Hasanudin yang sempat mengenyam pendidikan di Singapura dan mahir berbahasa Inggris dan mandarin itu juga kerap diutangi sejumlah uang oleh teman-temannya.

Alhasil, uangnya pun perlahan-lahan mulai menipis.

Ia bahkan pernah menumpuk utang hingga Rp3 miliar.

Saat itu konflik pun mulai muncul antara dirinya dengan hingga kemudian memutuskan untuk bercerai.

Hasanudin kemudian mencoba untuk membangun rumah tangganya kembali dengan menikahi seorang wanita.

Sayang, pernikahannya ini juga diwarnai konflik dan kembali kandas hingga kekayaan yang dimiliki Hasanudin habis.

Tak ingin menyerah dengan kehidupannya itu, Hasanudin pun mencoba untuk mencari istri kembali.

Ia menemukan seorang wanita yang membuat hatinya kembali bergejolak.

Namun wanita tersebut meminta satu syarat bila ingin meminangnya menjadi seorang istri.

Hasanudin diminta untuk jadi mualaf bila ingin menikahi wanita tersebut.

Akhirnya Hasanudin resmi menjadi seorang mualaf di usia 43 tahun.

Ia kemudian merantau ke Sukabumi, Jawa Barat, dan memulai hidup baru dengan sang istri.

Di sana ia kembali memulai hidupnya yang baru dan mencoba melupakan masa lalunya.

Kehidupan jadi mualaf membuatnya menjadi pribadi yang selalu bersyukur bahkan ada satu momen dimana dirinya selalu mendapatkan pertolongan tak terduga.

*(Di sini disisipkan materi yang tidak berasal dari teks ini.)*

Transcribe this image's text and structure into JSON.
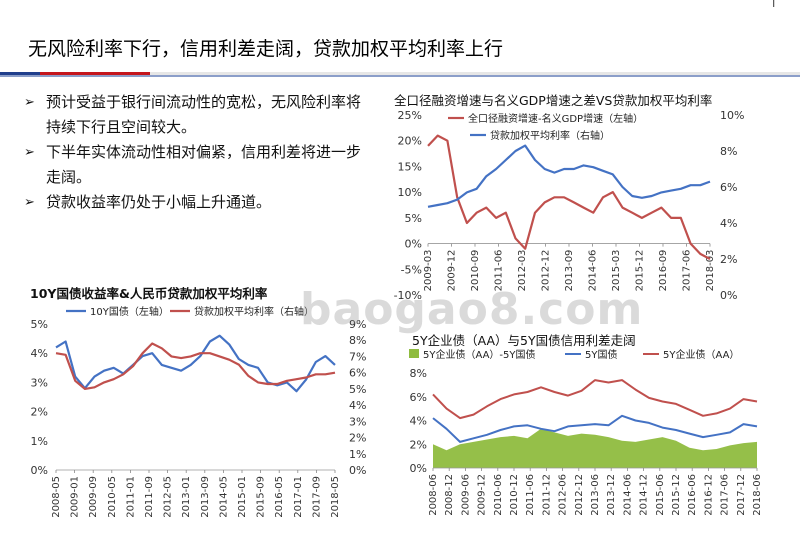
{
  "page": {
    "title": "无风险利率下行，信用利差走阔，贷款加权平均利率上行",
    "corner_mark": "l",
    "bullets": [
      "预计受益于银行间流动性的宽松，无风险利率将持续下行且空间较大。",
      "下半年实体流动性相对偏紧，信用利差将进一步走阔。",
      "贷款收益率仍处于小幅上升通道。"
    ],
    "watermark": "baogao8.com"
  },
  "colors": {
    "blue": "#4472c4",
    "red": "#c0504d",
    "green": "#8fbc3f",
    "accent_red": "#c4161c",
    "accent_blue": "#1f3e8c"
  },
  "chart_data": [
    {
      "id": "tsf",
      "type": "line",
      "title": "全口径融资增速与名义GDP增速之差VS贷款加权平均利率",
      "x_ticks": [
        "2009-03",
        "2009-12",
        "2010-09",
        "2011-06",
        "2012-03",
        "2012-12",
        "2013-09",
        "2014-06",
        "2015-03",
        "2015-12",
        "2016-09",
        "2017-06",
        "2018-03"
      ],
      "ylim_left": [
        -10,
        25
      ],
      "y_ticks_left": [
        "25%",
        "20%",
        "15%",
        "10%",
        "5%",
        "0%",
        "-5%",
        "-10%"
      ],
      "ylim_right": [
        0,
        10
      ],
      "y_ticks_right": [
        "10%",
        "8%",
        "6%",
        "4%",
        "2%",
        "0%"
      ],
      "series": [
        {
          "name": "全口径融资增速-名义GDP增速（左轴）",
          "axis": "left",
          "color": "#c0504d",
          "values": [
            19,
            21,
            20,
            9,
            4,
            6,
            7,
            5,
            6,
            1,
            -1,
            6,
            8,
            9,
            9,
            8,
            7,
            6,
            9,
            10,
            7,
            6,
            5,
            6,
            7,
            5,
            5,
            0,
            -2,
            -3
          ]
        },
        {
          "name": "贷款加权平均利率（右轴）",
          "axis": "right",
          "color": "#4472c4",
          "values": [
            4.9,
            5.0,
            5.1,
            5.3,
            5.7,
            5.9,
            6.6,
            7.0,
            7.5,
            8.0,
            8.3,
            7.5,
            7.0,
            6.8,
            7.0,
            7.0,
            7.2,
            7.1,
            6.9,
            6.7,
            6.0,
            5.5,
            5.4,
            5.5,
            5.7,
            5.8,
            5.9,
            6.1,
            6.1,
            6.3
          ]
        }
      ]
    },
    {
      "id": "ten_year",
      "type": "line",
      "title": "10Y国债收益率&人民币贷款加权平均利率",
      "x_ticks": [
        "2008-05",
        "2009-01",
        "2009-09",
        "2010-05",
        "2011-01",
        "2011-09",
        "2012-05",
        "2013-01",
        "2013-09",
        "2014-05",
        "2015-01",
        "2015-09",
        "2016-05",
        "2017-01",
        "2017-09",
        "2018-05"
      ],
      "ylim_left": [
        0,
        5
      ],
      "y_ticks_left": [
        "5%",
        "4%",
        "3%",
        "2%",
        "1%",
        "0%"
      ],
      "ylim_right": [
        0,
        9
      ],
      "y_ticks_right": [
        "9%",
        "8%",
        "7%",
        "6%",
        "5%",
        "4%",
        "3%",
        "2%",
        "1%",
        "0%"
      ],
      "series": [
        {
          "name": "10Y国债（左轴）",
          "axis": "left",
          "color": "#4472c4",
          "values": [
            4.2,
            4.4,
            3.2,
            2.8,
            3.2,
            3.4,
            3.5,
            3.3,
            3.6,
            3.9,
            4.0,
            3.6,
            3.5,
            3.4,
            3.6,
            3.9,
            4.4,
            4.6,
            4.3,
            3.8,
            3.6,
            3.5,
            3.0,
            2.9,
            3.0,
            2.7,
            3.1,
            3.7,
            3.9,
            3.6
          ]
        },
        {
          "name": "贷款加权平均利率（右轴）",
          "axis": "right",
          "color": "#c0504d",
          "values": [
            7.2,
            7.1,
            5.5,
            5.0,
            5.1,
            5.4,
            5.6,
            5.9,
            6.4,
            7.2,
            7.8,
            7.5,
            7.0,
            6.9,
            7.0,
            7.2,
            7.2,
            7.0,
            6.8,
            6.5,
            5.8,
            5.4,
            5.3,
            5.3,
            5.5,
            5.6,
            5.7,
            5.9,
            5.9,
            6.0
          ]
        }
      ]
    },
    {
      "id": "credit_spread",
      "type": "area",
      "title": "5Y企业债（AA）与5Y国债信用利差走阔",
      "x_ticks": [
        "2008-06",
        "2008-12",
        "2009-06",
        "2009-12",
        "2010-06",
        "2010-12",
        "2011-06",
        "2011-12",
        "2012-06",
        "2012-12",
        "2013-06",
        "2013-12",
        "2014-06",
        "2014-12",
        "2015-06",
        "2015-12",
        "2016-06",
        "2016-12",
        "2017-06",
        "2017-12",
        "2018-06"
      ],
      "ylim": [
        0,
        8
      ],
      "y_ticks": [
        "8%",
        "6%",
        "4%",
        "2%",
        "0%"
      ],
      "series": [
        {
          "name": "5Y企业债（AA）-5Y国债",
          "kind": "area",
          "color": "#8fbc3f",
          "values": [
            2.0,
            1.5,
            2.0,
            2.2,
            2.4,
            2.6,
            2.7,
            2.5,
            3.3,
            3.0,
            2.7,
            2.9,
            2.8,
            2.6,
            2.3,
            2.2,
            2.4,
            2.6,
            2.3,
            1.7,
            1.5,
            1.6,
            1.9,
            2.1,
            2.2
          ]
        },
        {
          "name": "5Y国债",
          "kind": "line",
          "color": "#4472c4",
          "values": [
            4.2,
            3.3,
            2.2,
            2.5,
            2.8,
            3.2,
            3.5,
            3.6,
            3.3,
            3.1,
            3.5,
            3.6,
            3.7,
            3.6,
            4.4,
            4.0,
            3.8,
            3.4,
            3.2,
            2.9,
            2.6,
            2.8,
            3.0,
            3.7,
            3.5
          ]
        },
        {
          "name": "5Y企业债（AA）",
          "kind": "line",
          "color": "#c0504d",
          "values": [
            6.2,
            5.0,
            4.2,
            4.5,
            5.2,
            5.8,
            6.2,
            6.4,
            6.8,
            6.4,
            6.1,
            6.5,
            7.4,
            7.2,
            7.4,
            6.6,
            5.9,
            5.6,
            5.4,
            4.9,
            4.4,
            4.6,
            5.0,
            5.8,
            5.6
          ]
        }
      ]
    }
  ]
}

Pernah pada suatu ketika, ia dihadapkan kesulitan saat sang anak membeli sepatu dan diharuskan membayar uang sekolah sebanyak Rp 300 ribu.

Saat itu ia hanya pasrah sembari tetap berikhtiar mencari jalan keluar dengan tetap berjualan keliling.

Karena tak kunjung mendapat pembeli, cincau yang ia jual mulai rusak.

Beruntung, ada seseorang yang ingin membeli es cincaunya tersebut.

Hasanudin pun menolak seraya menjelaskan bahwa barang dagangannya itu telah rusak dan tidak layak konsumsi.

Sang pembeli pun tetap membeli minuman lainnya yang juga dijual oleh Hasanudin yakni es nanas sebanyak dua bungkus seharga Rp 10 ribu.

Tak disangka, sang pembeli kembali memanggil Hasanudin dan memberinya Rp 300 ribu, jumlah yang selama ini dicarinya untuk sang anak.

Ada sebuah kepuasan batin yang membuatnya untuk bersyukur.

“Saya buka uangnya pas Rp300 ribu. Ya Allah saya sedih, Allah itu sering tolong saya. Allah tolong saya, saya jadi ada uang untuk beli sepatu anak saya. Allah tolong saya terus. Dulu saya dapat gaji Rp100 juta, sekarang nilainya dari itu,” ucapnya dalam video tersebut.